Attualità

Pet Tourism, i vantaggi per gli stabilimenti balneari che si attrezzano per accogliere animali

Da vacanza di nicchia a tendenza globale: dati, trend e opportunità concrete per il settore spiaggia

Per anni è stato liquidato come un segmento marginale. Oggi il Pet Tourism è uno dei fenomeni più dinamici e redditizi dell’intero comparto turistico mondiale. E per gli stabilimenti balneari, rappresenta un’occasione strategica difficilmente replicabile con altri target. La domanda non è più se investire nel turismo pet inclusive, ma quanto costa non farlo.
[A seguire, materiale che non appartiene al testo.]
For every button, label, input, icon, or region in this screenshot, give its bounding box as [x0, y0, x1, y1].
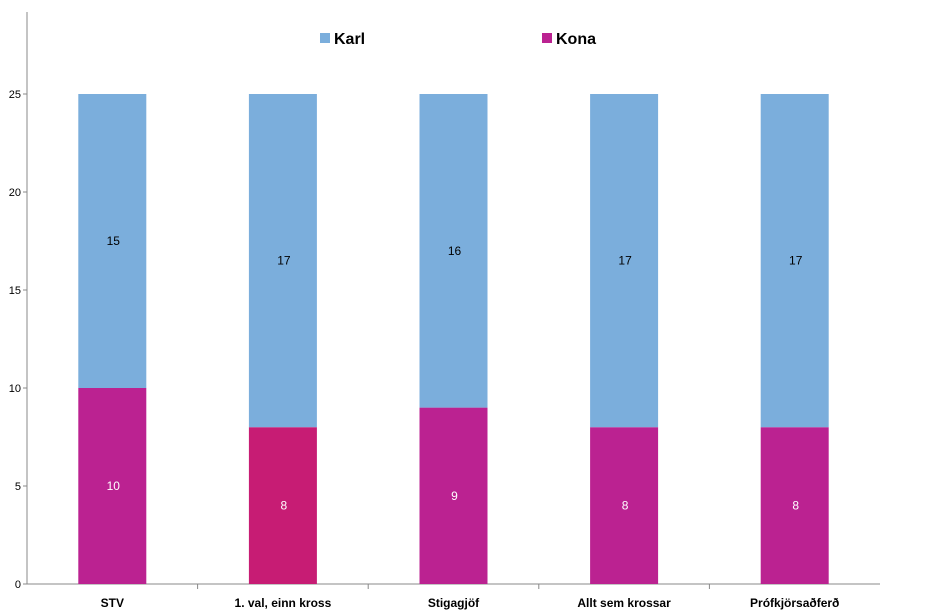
- y-tick-label: 15: [9, 285, 21, 297]
- data-label-karl: 16: [448, 244, 462, 258]
- bar-kona-4: [760, 427, 829, 584]
- x-category-label: 1. val, einn kross: [235, 596, 332, 610]
- data-label-kona: 8: [792, 499, 799, 513]
- bar-kona-3: [590, 427, 659, 584]
- bar-karl-3: [590, 94, 659, 428]
- bar-karl-0: [78, 94, 147, 388]
- y-tick-label: 5: [15, 481, 21, 493]
- data-label-kona: 8: [622, 499, 629, 513]
- bar-karl-1: [248, 94, 317, 428]
- bar-kona-0: [78, 388, 147, 584]
- data-label-kona: 8: [281, 499, 288, 513]
- legend-label-karl: Karl: [334, 31, 365, 48]
- y-tick-label: 20: [9, 187, 21, 199]
- x-category-label: Prófkjörsaðferð: [750, 596, 839, 610]
- bar-karl-4: [760, 94, 829, 428]
- data-label-karl: 17: [618, 254, 632, 268]
- legend-swatch-kona: [542, 33, 552, 43]
- data-label-karl: 17: [277, 254, 291, 268]
- legend-swatch-karl: [320, 33, 330, 43]
- data-label-kona: 9: [451, 489, 458, 503]
- data-label-kona: 10: [107, 479, 121, 493]
- data-label-karl: 15: [107, 234, 121, 248]
- bar-kona-1: [248, 427, 317, 584]
- x-category-label: Allt sem krossar: [577, 596, 671, 610]
- bar-karl-2: [419, 94, 488, 408]
- x-category-label: STV: [101, 596, 124, 610]
- legend: Karl Kona: [320, 31, 596, 48]
- bar-kona-2: [419, 407, 488, 584]
- plot-area: 0 5 10 15 20 25 10 15 STV 8 17 1. val, einn kross 9 1…: [9, 12, 880, 610]
- legend-label-kona: Kona: [556, 31, 596, 48]
- y-tick-label: 0: [15, 579, 21, 591]
- x-category-label: Stigagjöf: [428, 596, 480, 610]
- data-label-karl: 17: [789, 254, 803, 268]
- y-tick-label: 10: [9, 383, 21, 395]
- y-tick-label: 25: [9, 89, 21, 101]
Pet Tourism: i numeri che cambiano le regole del gioco

I dati parlano chiaro. Mentre il turismo tradizionale cresce del 3-4% all’anno, il Pet Tourism viaggia a una velocità tre volte superiore, con una crescita media annua compresa tra il +9% e il +12%, segnando un delta del 200% rispetto al turismo generalista. Non si tratta di un rimbalzo ciclico, ma di un trend strutturale, sostenuto da fattori profondi e duraturi: denatalità crescente, umanizzazione dei PET, aumento di single e senior travellers, capacità di spesa più elevata rispetto alla media. In altre parole: meno figli, più animali domestici, più tempo libero e più denaro in tasca.

Nel mondo si stima che oltre un miliardo di persone possieda un animale domestico. Di queste, circa 540 milioni viaggiano già con il proprio PET, nonostante divieti, regolamenti frammentati e infrastrutture spesso inadeguate.

La distribuzione geografica conferma un fenomeno globale:

  • 177 milioni in Asia e Oceania (area a più alta crescita)
  • 156 milioni in Nord America
  • 87 milioni in Europa
  • 50 milioni in Sud America
  • 28 milioni tra Africa e Medio Oriente, con una crescita accelerata negli Emirati Arabi

Parliamo di milioni di persone che scelgono la destinazione in base all’accoglienza del proprio animale: trasporti accessibili, strutture realmente pet inclusive, spiagge attrezzate, servizi veterinari, spazi outdoor, ristorazione consapevole e regole chiare.

Perché il Pet Tourism è un vantaggio competitivo per gli stabilimenti balneari

Gli stabilimenti balneari sono uno dei luoghi simbolo del turismo estivo, ma anche uno dei più critici per chi viaggia con animali. Proprio per questo, chi investe in una spiaggia pet friendly strutturata ottiene un vantaggio immediato e misurabile.

  1. Aumento della spesa media. I proprietari di PET spendono fino al 40% in più rispetto al turista tradizionale. Nei segmenti premium dell’ospitalità pet inclusive, i margini possono crescere fino al +15%.
  2. Destagionalizzazione reale. Chi viaggia con un animale lo fa tutto l’anno, evita l’alta stagione e cerca spazi, libertà e natura. Questo rende gli stabilimenti balneari pet inclusive ideali anche in primavera e autunno, ampliando il calendario operativo e stabilizzando i ricavi.
  3. Fedeltà e reputazione. Oltre il 60% dei proprietari di PET esclude a priori una destinazione non pet friendly. Al contrario, quando trovano accoglienza reale tornano, consigliano e recensiscono positivamente. La reputazione digitale, oggi, vale quanto la posizione geografica.

Non solo mare: il Pet Tourism valorizza i territori

Il Pet Tourism è anche una leva straordinaria di sviluppo territoriale. Chi viaggia con un animale cerca borghi, terme, cammini ed esperienze autentiche. Non turismo di massa, ma turismo diffuso e sostenibile, capace di trasformare aree considerate secondarie in destinazioni primarie, se progettate in chiave pet inclusive. Per gli stabilimenti balneari questo significa diventare hub di esperienze, non semplici luoghi di balneazione. La scelta è chiara: restare fermi o cavalcare una delle più grandi trasformazioni del turismo contemporaneo.